The team presented its findings at the Symposium on Theory of Computing, which took place June 24-28 in Vancouver, British Columbia. The math test is available at arXiv preprint server.

The value of quantum computers may be memory efficiency, not just speed

In 1994, American scientist Peter Shor shocked the world when he proved that future quantum computers would be able to break standard encryption algorithms in an alarming way. However, in the 30 years since then, researchers have found only a handful of other problems that these computers can solve faster than normal computers.

Research out of Sandia and Boston University now points to another area where the quantum advantage is possible.

“Most of the focus in quantum advantage research has been on achieving the time advantage,” said Nadezhda Voronova, a Ph.D. candidate in Boston University’s computer science department. “Research on quantum edge relative to other resources, such as memory, has been relatively limited.”

Shifting attention to these other attributes, such as efficiency, could help scientists find more practical uses for quantum computers.

“Are we currently missing important quantum advantages because we are focused or biased toward certain types of problems?” Parekh said.

What is a natural transmission problem and why does it matter?

The math problem at the heart of the team’s claim, called maximum directed shear, is significant because it is what researchers call a natural problem.
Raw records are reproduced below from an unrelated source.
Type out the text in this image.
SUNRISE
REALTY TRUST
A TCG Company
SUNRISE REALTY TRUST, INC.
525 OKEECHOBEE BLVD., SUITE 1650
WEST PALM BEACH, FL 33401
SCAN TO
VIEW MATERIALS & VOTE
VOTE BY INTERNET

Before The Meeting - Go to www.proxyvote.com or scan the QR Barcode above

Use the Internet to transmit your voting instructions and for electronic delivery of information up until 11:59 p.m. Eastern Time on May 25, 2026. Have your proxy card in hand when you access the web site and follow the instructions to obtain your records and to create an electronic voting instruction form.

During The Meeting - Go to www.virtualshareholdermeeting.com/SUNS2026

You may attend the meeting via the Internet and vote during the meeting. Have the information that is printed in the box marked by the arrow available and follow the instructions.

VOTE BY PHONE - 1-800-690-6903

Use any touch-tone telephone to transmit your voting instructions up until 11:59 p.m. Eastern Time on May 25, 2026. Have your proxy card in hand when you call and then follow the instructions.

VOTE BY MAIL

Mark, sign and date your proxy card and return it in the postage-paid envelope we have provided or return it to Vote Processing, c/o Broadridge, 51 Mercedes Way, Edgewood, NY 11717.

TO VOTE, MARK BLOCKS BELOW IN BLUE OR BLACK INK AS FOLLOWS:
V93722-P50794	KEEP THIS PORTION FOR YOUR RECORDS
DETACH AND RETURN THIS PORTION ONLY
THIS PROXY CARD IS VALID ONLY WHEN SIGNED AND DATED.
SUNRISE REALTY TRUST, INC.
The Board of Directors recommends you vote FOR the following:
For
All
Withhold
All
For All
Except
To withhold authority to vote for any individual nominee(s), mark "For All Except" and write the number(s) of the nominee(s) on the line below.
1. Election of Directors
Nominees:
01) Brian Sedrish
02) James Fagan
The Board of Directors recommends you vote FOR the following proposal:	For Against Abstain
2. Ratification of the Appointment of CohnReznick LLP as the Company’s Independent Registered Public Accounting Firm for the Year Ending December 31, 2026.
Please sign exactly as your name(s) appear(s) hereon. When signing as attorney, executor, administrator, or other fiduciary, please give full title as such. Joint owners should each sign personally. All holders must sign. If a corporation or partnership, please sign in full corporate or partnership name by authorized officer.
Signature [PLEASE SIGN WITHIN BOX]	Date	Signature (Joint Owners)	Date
“When we talk about a natural problem,” said Sandia’s John Kallaugher, “what we mean is that it’s a problem of independent interest—that people were already studying it in the classical setting.”

Parekh further explained, “The maximal directed truncation problem is to find two groups of agents in a network with the largest directed communication from one group to the other. This problem finds applications in cyber security and social network analysis and design. “

Computers usually need more memory as this type of problem becomes more complex. But quantum computers don’t, the team found. They are exponentially more efficient with their memory usage, at least when data arrives in a stream. Streaming calculations are useful when data sets are too large to fit into a computer’s memory or when data is generated continuously.

Kallaugher previously published that quantum computers may have a distinct but smaller advantage than what he and his team have now tested. The new discovery of an exponential ratio is important because an advantage would have to be very large to be worth the time and money needed to build and run a quantum computer.

Like Shor’s algorithm, the new finding is still theoretical because it has not yet been demonstrated on a computer.

The discovery suggests future roles for quantum computing

Maximum directional shear is not very useful on its own. Still, it’s a well-known optimization problem in advanced mathematics that the research team sees as a hint at the kinds of practical uses quantum computers might have in the future.

“In cybersecurity, for example, efficiently solving optimization problems can lead to better resource allocation, improved incident response strategies, and more accurate risk assessments,” Voronova said.

Kallaugher added, “This could point the way to algorithms that can handle problems too large for any classical computer to process.”

“There may be more algorithms like this,” Voronova speculated.

“No one really has the whole picture,” Parekh said.